No Coverage for Claim Reported a Year Late, Even with Extended Reporting Period
The Fifth Circuit Court of Appeals, applying Texas law, has held that an insured's delay of approximately one year in reporting to its insurer a claim made against it was untimely. Fed. Ins. Co. v. CompUSA, Inc., No. 02-10768, 2003 WL 173960 (5th Cir. Feb. 12, 2003), incorporating by reference Fed. Ins. Co. v. CompUSA, Inc., No. 3:01-CV-0593-D, 2002 WL 1285263 (N.D. Tex. June 4, 2002).
The insurer issued a claims-made professional liability policy to the policyholder company and to its directors and officers. The policy provided that "[t]he Insureds shall, as a condition precedent to exercising their rights under this coverage section, give to [the insurer] written notice as soon as practicable of any Claim made against any of them for a Wrongful Act." The policy contained a clause specifying how notice was to be provided. The policy also contained a provision allowing the company to extend the reporting period for one year for claims based on acts committed during the policy term, and that provision was subsequently increased to six years.
During the policy period, the company and its president were sued for fraud, tortious interference, conspiracy and unjust enrichment. The company viewed the suit as frivolous and did not notify the insurer of the suit. Thirteen months later (after expiration of the policy) the jury returned a $265.5 million verdict. No longer viewing the claim as "frivolous," the company notified the insurer, which denied coverage because of late notice. Coverage litigation ensued.
The court initially held that the notice to the insurer was untimely, concluding that notice provided after the jury verdict did not comply with the requirement of the policy to provide notice "as soon as practicable." The appellate court then adopted the district court's order, rejecting the three arguments made by the company to avoid the plain language of the policy, arguments which the appellate court characterized as "lying somewhere between wholly specious and downright frivolous."
First, the court rejected the company's argument that the insurer had "constructive notice" of the claim because an underwriter had read the company's form 10-Q , which contained a reference to the underlying lawsuit. The court held that, even if the insurer had actual knowledge of the claim, that fact did not relieve the company of its obligation to comply with the specific notice requirements in the policy. Next, the district court rejected the company's argument that the insurer should have to demonstrate actual prejudice because the extension of the reporting period converted the claims-made policy into an occurrence policy. The court explained that, under Texas law, insurers may deny coverage under claims-made policies without showing prejudice, and the extension of the reporting period was entirely consistent with a claims-made policy.
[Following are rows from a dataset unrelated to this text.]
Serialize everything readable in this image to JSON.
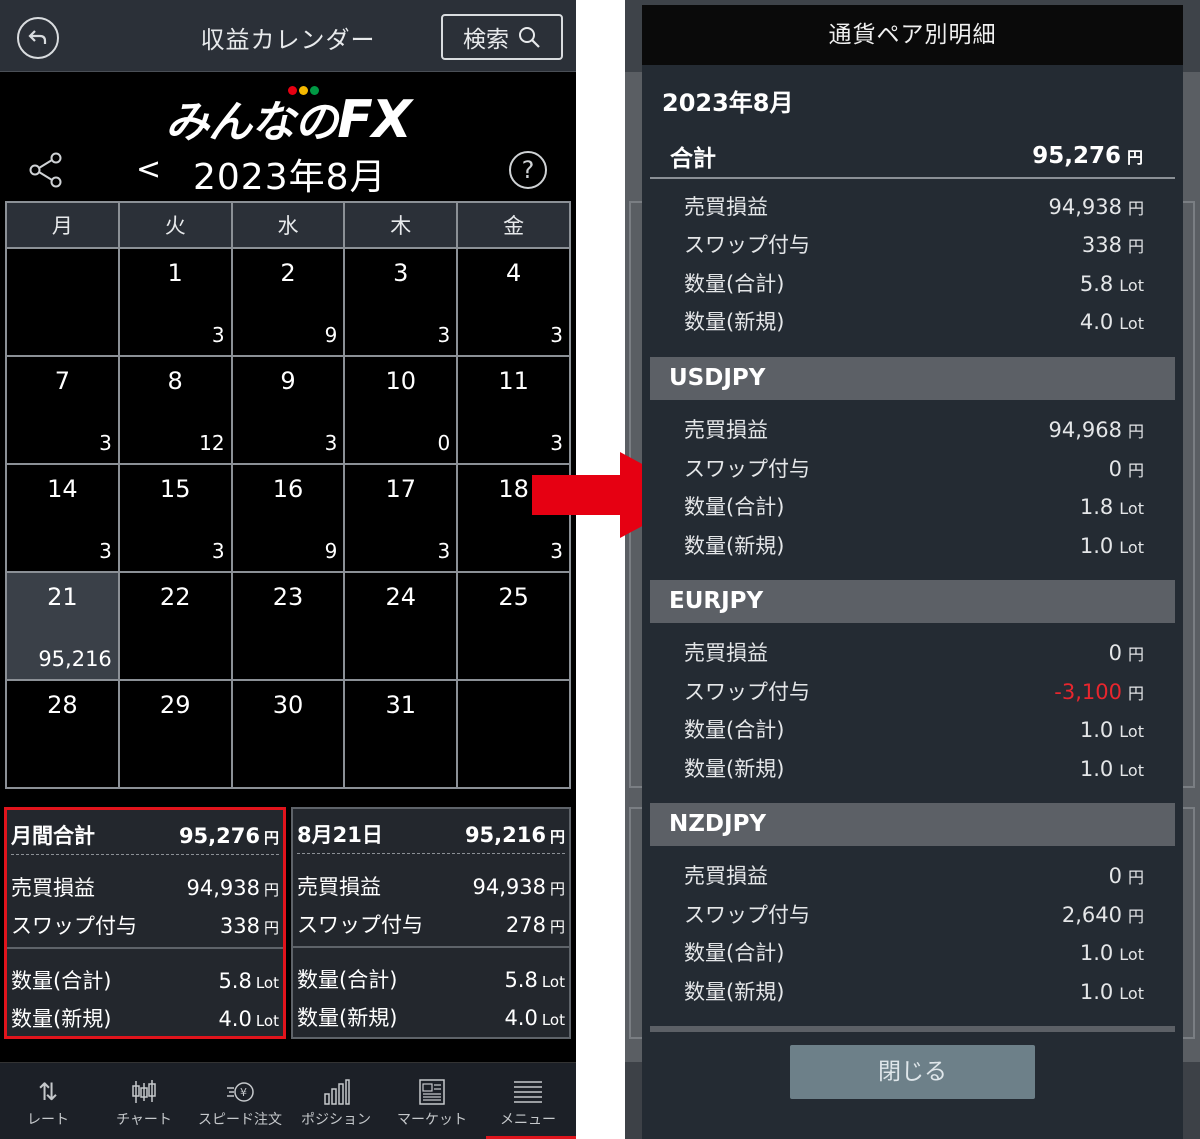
{
  "left": {
    "header": {
      "title": "収益カレンダー",
      "search_label": "検索"
    },
    "logo": {
      "text": "みんなの",
      "fx": "FX"
    },
    "calendar_nav": {
      "prev": "<",
      "month": "2023年8月",
      "help": "?"
    },
    "weekdays": [
      "月",
      "火",
      "水",
      "木",
      "金"
    ],
    "weeks": [
      [
        {
          "day": "",
          "count": ""
        },
        {
          "day": "1",
          "count": "3"
        },
        {
          "day": "2",
          "count": "9"
        },
        {
          "day": "3",
          "count": "3"
        },
        {
          "day": "4",
          "count": "3"
        }
      ],
      [
        {
          "day": "7",
          "count": "3"
        },
        {
          "day": "8",
          "count": "12"
        },
        {
          "day": "9",
          "count": "3"
        },
        {
          "day": "10",
          "count": "0"
        },
        {
          "day": "11",
          "count": "3"
        }
      ],
      [
        {
          "day": "14",
          "count": "3"
        },
        {
          "day": "15",
          "count": "3"
        },
        {
          "day": "16",
          "count": "9"
        },
        {
          "day": "17",
          "count": "3"
        },
        {
          "day": "18",
          "count": "3"
        }
      ],
      [
        {
          "day": "21",
          "count": "95,216"
        },
        {
          "day": "22",
          "count": ""
        },
        {
          "day": "23",
          "count": ""
        },
        {
          "day": "24",
          "count": ""
        },
        {
          "day": "25",
          "count": ""
        }
      ],
      [
        {
          "day": "28",
          "count": ""
        },
        {
          "day": "29",
          "count": ""
        },
        {
          "day": "30",
          "count": ""
        },
        {
          "day": "31",
          "count": ""
        },
        {
          "day": "",
          "count": ""
        }
      ]
    ],
    "monthly": {
      "title": "月間合計",
      "total": "95,276",
      "unit": "円",
      "rows": [
        {
          "label": "売買損益",
          "value": "94,938",
          "unit": "円"
        },
        {
          "label": "スワップ付与",
          "value": "338",
          "unit": "円"
        },
        {
          "label": "数量(合計)",
          "value": "5.8",
          "unit": "Lot"
        },
        {
          "label": "数量(新規)",
          "value": "4.0",
          "unit": "Lot"
        }
      ]
    },
    "daily": {
      "title": "8月21日",
      "total": "95,216",
      "unit": "円",
      "rows": [
        {
          "label": "売買損益",
          "value": "94,938",
          "unit": "円"
        },
        {
          "label": "スワップ付与",
          "value": "278",
          "unit": "円"
        },
        {
          "label": "数量(合計)",
          "value": "5.8",
          "unit": "Lot"
        },
        {
          "label": "数量(新規)",
          "value": "4.0",
          "unit": "Lot"
        }
      ]
    },
    "nav": [
      "レート",
      "チャート",
      "スピード注文",
      "ポジション",
      "マーケット",
      "メニュー"
    ]
  },
  "modal": {
    "title": "通貨ペア別明細",
    "month": "2023年8月",
    "total": {
      "label": "合計",
      "value": "95,276",
      "unit": "円"
    },
    "total_rows": [
      {
        "label": "売買損益",
        "value": "94,938",
        "unit": "円"
      },
      {
        "label": "スワップ付与",
        "value": "338",
        "unit": "円"
      },
      {
        "label": "数量(合計)",
        "value": "5.8",
        "unit": "Lot"
      },
      {
        "label": "数量(新規)",
        "value": "4.0",
        "unit": "Lot"
      }
    ],
    "pairs": [
      {
        "name": "USDJPY",
        "rows": [
          {
            "label": "売買損益",
            "value": "94,968",
            "unit": "円"
          },
          {
            "label": "スワップ付与",
            "value": "0",
            "unit": "円"
          },
          {
            "label": "数量(合計)",
            "value": "1.8",
            "unit": "Lot"
          },
          {
            "label": "数量(新規)",
            "value": "1.0",
            "unit": "Lot"
          }
        ]
      },
      {
        "name": "EURJPY",
        "rows": [
          {
            "label": "売買損益",
            "value": "0",
            "unit": "円"
          },
          {
            "label": "スワップ付与",
            "value": "-3,100",
            "unit": "円",
            "negative": true
          },
          {
            "label": "数量(合計)",
            "value": "1.0",
            "unit": "Lot"
          },
          {
            "label": "数量(新規)",
            "value": "1.0",
            "unit": "Lot"
          }
        ]
      },
      {
        "name": "NZDJPY",
        "rows": [
          {
            "label": "売買損益",
            "value": "0",
            "unit": "円"
          },
          {
            "label": "スワップ付与",
            "value": "2,640",
            "unit": "円"
          },
          {
            "label": "数量(合計)",
            "value": "1.0",
            "unit": "Lot"
          },
          {
            "label": "数量(新規)",
            "value": "1.0",
            "unit": "Lot"
          }
        ]
      }
    ],
    "close_label": "閉じる"
  },
  "colors": {
    "highlight": "#e0141c",
    "negative": "#e8262e",
    "logo_dots": [
      "#e60012",
      "#f5b800",
      "#009944"
    ]
  }
}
Finally, the district court rejected the argument by the president of the company that the policy prohibited the president from reporting the claim against him personally because the policy provided that the company agreed "to act on behalf of all Insureds with respect to the giving and receiving notice of claim." The court reasoned that the clause neither prohibited the president from complying with the notice provision, nor excused him from doing so. Since he was the president, he was authorized to give notice for the company.